Breakthrough infections occur between six and twenty-six years after the last measles vaccination [13][14][22][23][37][38]. A progressive decrease in levels of anti-MV antibodies as time since vaccination increases has been observed, as also shown by a prospective cohort study performed in the United States [20]. LeBaron and colleagues, in a study conducted in schoolchildren in a post-elimination environment, observed a decrease in neutralizing antibodies ten years after vaccination, with 4.7% of fully vaccinated children considered potentially susceptible to reinfection (neutralizing titres lower than 120 mIU/mL) [20]. The analysis conducted by Pacenti et al., showed that in over 90% of subjects, antibody titres remained above the level of protection up to 30 years after vaccination [14]. These results were consistent with previous studies [39]. Therefore, even if the percentage of susceptible individuals several years after vaccination seems to be low, population immunity to MV should be monitored, especially in adult age groups, to assess potential declines of protection.

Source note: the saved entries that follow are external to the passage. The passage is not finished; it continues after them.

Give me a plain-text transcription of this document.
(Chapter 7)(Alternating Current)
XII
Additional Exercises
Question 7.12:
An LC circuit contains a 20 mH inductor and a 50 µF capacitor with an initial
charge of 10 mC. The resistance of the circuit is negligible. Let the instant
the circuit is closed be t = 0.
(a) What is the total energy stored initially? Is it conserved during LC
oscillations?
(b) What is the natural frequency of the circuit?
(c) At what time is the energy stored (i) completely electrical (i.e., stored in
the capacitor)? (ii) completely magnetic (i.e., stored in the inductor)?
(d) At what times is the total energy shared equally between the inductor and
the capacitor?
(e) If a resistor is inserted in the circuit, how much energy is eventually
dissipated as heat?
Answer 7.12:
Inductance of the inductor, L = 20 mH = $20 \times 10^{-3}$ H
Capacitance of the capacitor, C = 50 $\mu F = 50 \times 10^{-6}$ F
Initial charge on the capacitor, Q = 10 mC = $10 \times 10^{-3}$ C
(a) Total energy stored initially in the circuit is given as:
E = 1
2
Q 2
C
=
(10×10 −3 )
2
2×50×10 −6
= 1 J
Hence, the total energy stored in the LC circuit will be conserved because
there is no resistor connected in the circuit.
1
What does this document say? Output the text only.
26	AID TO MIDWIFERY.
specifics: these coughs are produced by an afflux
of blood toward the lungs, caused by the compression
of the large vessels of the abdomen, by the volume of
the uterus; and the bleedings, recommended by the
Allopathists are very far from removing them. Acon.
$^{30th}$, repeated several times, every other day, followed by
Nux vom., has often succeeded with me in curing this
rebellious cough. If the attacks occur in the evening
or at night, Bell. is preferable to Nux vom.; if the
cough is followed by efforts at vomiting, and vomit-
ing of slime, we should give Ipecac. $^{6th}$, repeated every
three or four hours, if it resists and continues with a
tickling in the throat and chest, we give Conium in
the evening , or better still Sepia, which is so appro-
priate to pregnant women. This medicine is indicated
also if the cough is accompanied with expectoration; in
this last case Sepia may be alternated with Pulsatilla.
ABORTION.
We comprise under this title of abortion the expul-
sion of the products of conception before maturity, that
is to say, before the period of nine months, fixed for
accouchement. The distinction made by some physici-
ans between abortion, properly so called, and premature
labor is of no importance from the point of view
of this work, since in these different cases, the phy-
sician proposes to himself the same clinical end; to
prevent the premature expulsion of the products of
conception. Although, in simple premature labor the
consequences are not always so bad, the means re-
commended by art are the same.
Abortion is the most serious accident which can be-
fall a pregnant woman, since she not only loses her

Catch-up vaccination is recommended for all individuals (children, adolescents, and adults) who have not received the first or second dose of MV vaccine. However, in many European countries catch-up vaccination programs are not efficiently conducted or well accepted. Consequently, measles outbreaks are still occurring despite significantly increasing vaccination rates, with many adolescents and young adults (up to 40 years of age) being affected [40]. Furthermore, during 2020, childhood immunization services have been disrupted by the COVID-19 pandemic in about 70 countries, with around 80 million children being affected [41]. Reduced routine vaccination coverage without catch-up vaccination may lead to an increase in measles burden worldwide. The effect of lower measles vaccine coverage has not yet resulted in an increase in the number of cases and deaths, probably because prevention and control measures introduced to reduce the spread of SARS-CoV-2 have also reduced the spread of MV [42]. Nonetheless, it is crucial to implement catch-up vaccination campaigns and close this immunization gap before the consequences of the reduced coverage will start manifesting.